Jürgen Gottschlich über das türkisch-israelische Abkommen: Eine taktische Freundschaft
Neben den internationalen Katastrophenmeldungen dieser Tage mutet die Nachricht wie ein Lichtblick an: Nach sechs Jahren Eiszeit nehmen die Türkei und Israel ihre diplomatischen Beziehungen zueinander wieder auf und streben eine Normalisierung an. Der Tod zehn türkischer Zivilisten nach einem Angriff der israelischen Armee auf ein Schiff voller islamischer Aktivisten, die die Blockade des Gazastreifens durchbrechen wollten, war 2010 der Anlass zum Abbruch der Beziehungen. Doch der wirkliche Grund waren die Bestrebungen des damaligen Ministerpräsidenten und heutigen Präsidenten Recep Tayyip Erdoğan, sich als Vorkämpfer der Palästinenser zu profilieren, um so größeren Einfluss im Nahen Osten zu bekommen.

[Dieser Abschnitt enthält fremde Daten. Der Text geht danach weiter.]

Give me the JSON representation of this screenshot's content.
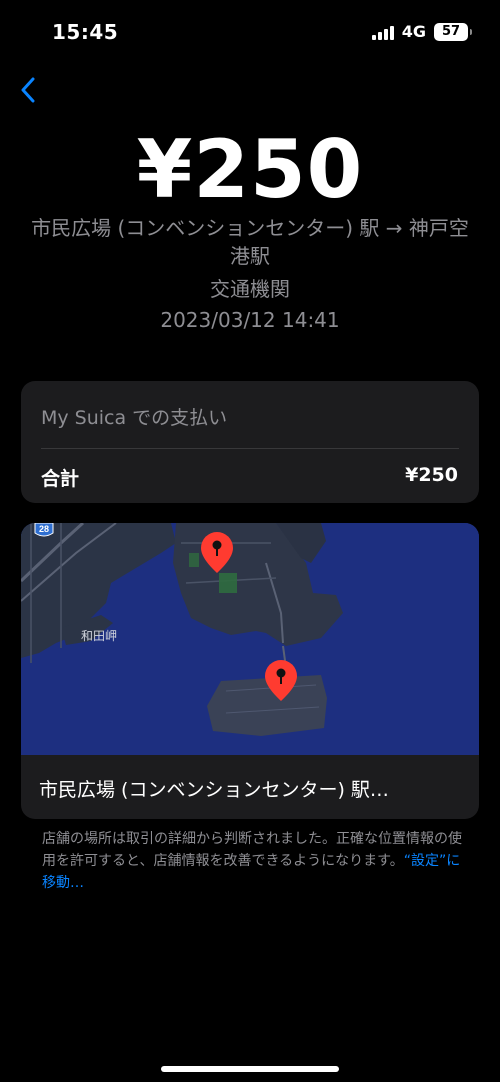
{
  "status_bar": {
    "time": "15:45",
    "network": "4G",
    "battery": "57"
  },
  "transaction": {
    "amount": "¥250",
    "route": "市民広場 (コンベンションセンター) 駅 → 神戸空港駅",
    "category": "交通機関",
    "datetime": "2023/03/12 14:41"
  },
  "payment": {
    "method": "My Suica での支払い",
    "total_label": "合計",
    "total_value": "¥250"
  },
  "map": {
    "place_label": "和田岬",
    "route_shield": "28",
    "station_name": "市民広場 (コンベンションセンター) 駅…",
    "pin_color": "#ff3b30",
    "water_color": "#1d2f80"
  },
  "footnote": {
    "text": "店舗の場所は取引の詳細から判断されました。正確な位置情報の使用を許可すると、店舗情報を改善できるようになります。",
    "link": "“設定”に移動…"
  },
  "colors": {
    "accent": "#0a84ff",
    "secondary_text": "#8e8e93",
    "card_bg": "#1c1c1e"
  }
}
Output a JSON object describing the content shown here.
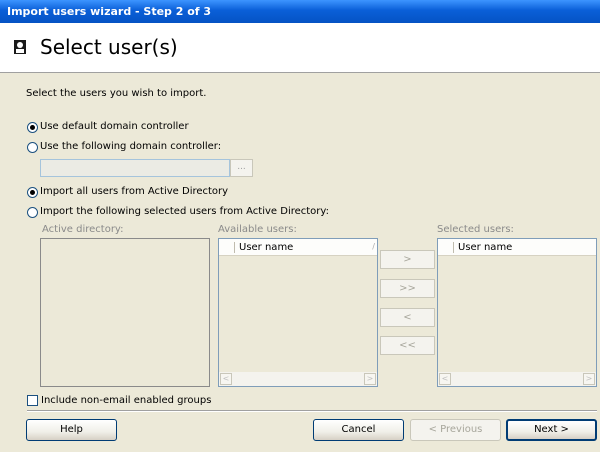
{
  "window": {
    "title": "Import users wizard - Step 2 of 3"
  },
  "header": {
    "icon": "user-icon",
    "title": "Select user(s)"
  },
  "instructions": "Select the users you wish to import.",
  "domain": {
    "default_label": "Use default domain controller",
    "custom_label": "Use the following domain controller:",
    "controller_value": "",
    "browse_label": "..."
  },
  "import": {
    "all_label": "Import all users from Active Directory",
    "selected_label": "Import the following selected users from Active Directory:"
  },
  "panels": {
    "active_directory_label": "Active directory:",
    "available_label": "Available users:",
    "selected_label": "Selected users:",
    "column_header": "User name"
  },
  "move_buttons": {
    "add": ">",
    "add_all": ">>",
    "remove": "<",
    "remove_all": "<<"
  },
  "include_groups_label": "Include non-email enabled groups",
  "footer": {
    "help": "Help",
    "cancel": "Cancel",
    "previous": "< Previous",
    "next": "Next >"
  },
  "colors": {
    "titlebar": "#0a5fd8",
    "face": "#ece9d8",
    "disabled_text": "#a7a69b"
  }
}
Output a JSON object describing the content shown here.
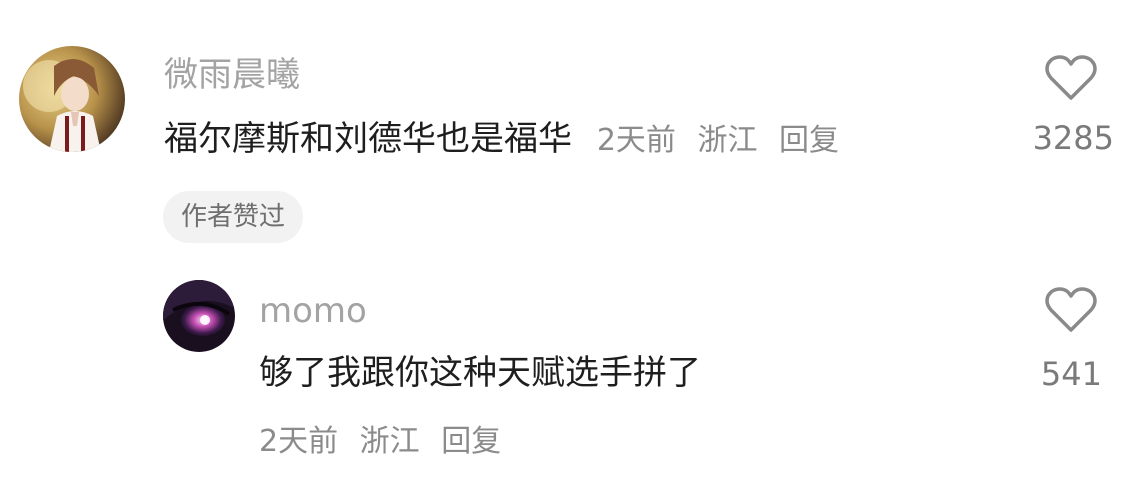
{
  "comments": [
    {
      "avatar_icon": "anime-boy-avatar",
      "username": "微雨晨曦",
      "text": "福尔摩斯和刘德华也是福华",
      "time": "2天前",
      "location": "浙江",
      "reply_label": "回复",
      "like_icon": "heart-outline-icon",
      "like_count": "3285",
      "badge": "作者赞过"
    },
    {
      "avatar_icon": "anime-girl-eye-avatar",
      "username": "momo",
      "text": "够了我跟你这种天赋选手拼了",
      "time": "2天前",
      "location": "浙江",
      "reply_label": "回复",
      "like_icon": "heart-outline-icon",
      "like_count": "541"
    }
  ],
  "colors": {
    "username": "#a3a3a3",
    "text": "#1e1e1e",
    "meta": "#8b8b8b",
    "badge_bg": "#f2f2f2"
  }
}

Seitdem ist einiges passiert: 2011 begann die mittlerweile weitgehend gescheiterte Arabische Revolution, die unter anderem Erdoğans Nahostpolitik ins Desaster führte. Statt zum Führer der Massen wurde er zu einem isolierten Despoten, ist mit seiner Außenpolitik rundum gescheitert. Mit dem Westen sind er und seine AKP im Grunde verfeindet, mit den arabischen Staaten wird, außer mit Saudi-Arabien und Katar, nicht mehr geredet. Mit Ägypten gibt es keine diplomatischen Beziehungen mehr.
Das Abkommen mit Israel, das am gestrigen Montag auch formell unterschrieben wurde, kam nur auf massives Drängen der USA zustande. Es ist sozusagen ein letzter Erfolg der Obama-Administration und für Erdoğan ein erster Schritt, aus seiner Misere herauszukommen.
Mit einer echten Versöhnung mit Israel oder einer politischen Wende hat das Abkommen aber nichts zu tun. Weder die nationalistisch-religiöse Regierung in Jerusalem noch die islamische Truppe in Ankara will einen echten freundschaftlichen Neuanfang. Für beide ist das Abkommen ein taktischer Schritt, der ihnen wirtschaftliche Vorteile bringen soll und eventuell hilfreich bei einem späteren Deal in Syrien sein könnte.